Milly Molly Moo Kau - Christine - Blue Kau

Fabian Vicomte de Meridell - Raoul - Shadow Ixi (black deer)

Noel Comte de Meridell - Philippe - Green Ixi

Tarrow Aisha - Meg - White Aisha

Mme. Aisha - Mme. Giry - Brown Aisha

M. Bandy Gelert - André - Red Gelert (floppy eared dog)

M. Vermin Techo - Fermin - Blue Techo (lizard)

Charlotte Elephante- Carlotta - Green Elephante

The Kougra - The Persian (Daroga) - Desert Kougra (tiger)

Nuitnoir Acara - Jammes - Skunk Acara (black and white goat)

Hesta Cybunny - Sorelli - Spotted Cybunny (brown and black)

Buckets Moehog - Joseph Buquet - Yellow Moehog

Profile I

Name: Nuitnoir Acara

Type: Acara

Colour: Skunk

Occupation: Ballerina

Home: With Hesta Cybunny, Central Neopia

Personality: A very arrogant dancer who thinks she should lead the ballet line but in reality is not good enough.

I - Tarrow's Tale

"AIIIII!" cried little Nuitnoir as she slammed the dressing room door.

"Oh my gosh what's wrong?" Tarrow's voice rose above the shrieks and screams of the ballet dancers crowding around Nuitnoir like a herd of spooked Babaa.
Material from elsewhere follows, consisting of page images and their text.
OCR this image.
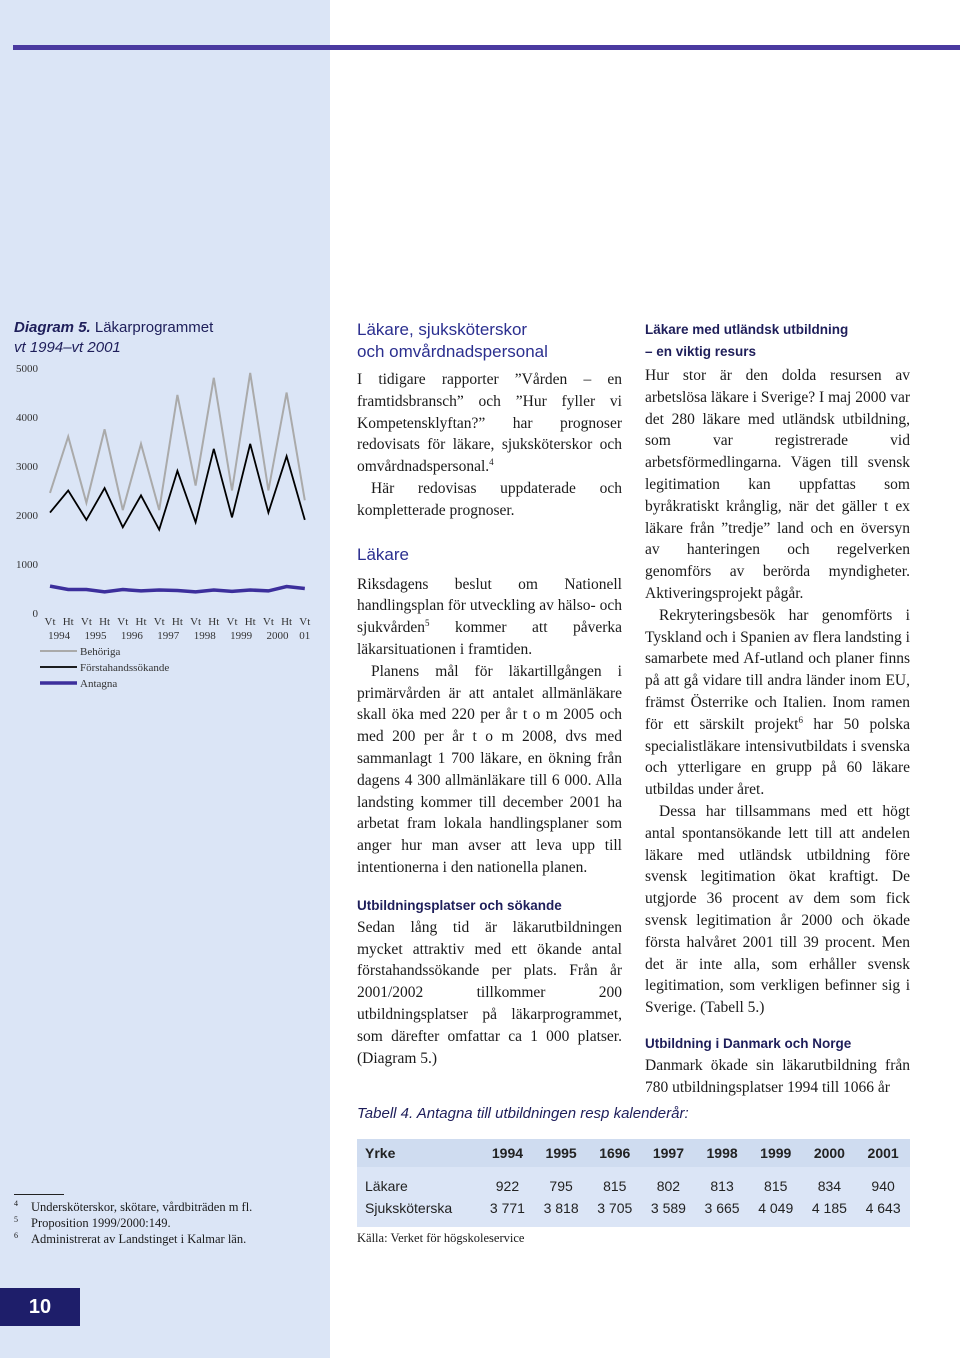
Diagram 5. Läkarprogrammet
vt 1994–vt 2001
0
1000
2000
3000
4000
5000
Vt Ht Vt Ht Vt Ht Vt Ht Vt Ht Vt Ht Vt Ht Vt
1994 1995 1996 1997 1998 1999 2000 01
Behöriga
Förstahandssökande
Antagna
Läkare, sjuksköterskor
och omvårdnadspersonal

I tidigare rapporter ”Vården – en framtidsbransch” och ”Hur fyller vi Kompetensklyftan?” har prognoser redovisats för läkare, sjuksköterskor och omvårdnadspersonal.$^4$

Här redovisas uppdaterade och kompletterade prognoser.

Läkare

Riksdagens beslut om Nationell handlingsplan för utveckling av hälso- och sjukvården$^5$ kommer att påverka läkarsituationen i framtiden.

Planens mål för läkartillgången i primärvården är att antalet allmänläkare skall öka med 220 per år t o m 2005 och med 200 per år t o m 2008, dvs med sammanlagt 1 700 läkare, en ökning från dagens 4 300 allmänläkare till 6 000. Alla landsting kommer till december 2001 ha arbetat fram lokala handlingsplaner som anger hur man avser att leva upp till intentionerna i den nationella planen.

Utbildningsplatser och sökande

Sedan lång tid är läkarutbildningen mycket attraktiv med ett ökande antal förstahandssökande per plats. Från år 2001/2002 tillkommer 200 utbildningsplatser på läkarprogrammet, som därefter omfattar ca 1 000 platser. (Diagram 5.)

Läkare med utländsk utbildning
– en viktig resurs

Hur stor är den dolda resursen av arbetslösa läkare i Sverige? I maj 2000 var det 280 läkare med utländsk utbildning, som var registrerade vid arbetsförmedlingarna. Vägen till svensk legitimation kan uppfattas som byråkratiskt krånglig, när det gäller t ex läkare från ”tredje” land och en översyn av hanteringen och regelverken genomförs av berörda myndigheter. Aktiveringsprojekt pågår.

Rekryteringsbesök har genomförts i Tyskland och i Spanien av flera landsting i samarbete med Af-utland och planer finns på att gå vidare till andra länder inom EU, främst Österrike och Italien. Inom ramen för ett särskilt projekt$^6$ har 50 polska specialistläkare intensivutbildats i svenska och ytterligare en grupp på 60 läkare utbildas under året.

Dessa har tillsammans med ett högt antal spontansökande lett till att andelen läkare med utländsk utbildning före svensk legitimation ökat kraftigt. De utgjorde 36 procent av dem som fick svensk legitimation år 2000 och ökade första halvåret 2001 till 39 procent. Men det är inte alla, som erhåller svensk legitimation, som verkligen befinner sig i Sverige. (Tabell 5.)

Utbildning i Danmark och Norge

Danmark ökade sin läkarutbildning från 780 utbildningsplatser 1994 till 1066 år

Tabell 4. Antagna till utbildningen resp kalenderår:
Yrke	1994	1995	1696	1997	1998	1999	2000	2001
Läkare	922	795	815	802	813	815	834	940
Sjuksköterska	3 771	3 818	3 705	3 589	3 665	4 049	4 185	4 643
Källa: Verket för högskoleservice
4 Undersköterskor, skötare, vårdbiträden m fl.
5 Proposition 1999/2000:149.
6 Administrerat av Landstinget i Kalmar län.
10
She pushed to the front as Nuitnoir shivered excitedly, centre of attention.

"I saw him!" Nuitnoir screeched.

Impatiently Tarrow asked, "WHO?"

Pointing her nose into the air Nuitnoir pushed passed her long term competition to shock the corpse de ballet (body of ballet). Nuitnoir had always been the lead of the ballet line and was very proud of it, as she was the youngest performer at the theatre. That was until a former dancer's, the ballet teacher, Madame Aisha's daughter was skilled enough to join the corpse de ballet. After Tarrow Aisha had spent less than a year in the chorus line she was promoted to lead, degrading Nuitnoir to the status of a standard dancer. No more dressing room, no more maids and no more rise in pay. Ever since that day and most probably beforehand Nuitnoir Acara developed a distinct hate for Tarrow but in an expected way. Tarrow was younger and more beautiful than Nuitnoir and actually had a talent for dancing.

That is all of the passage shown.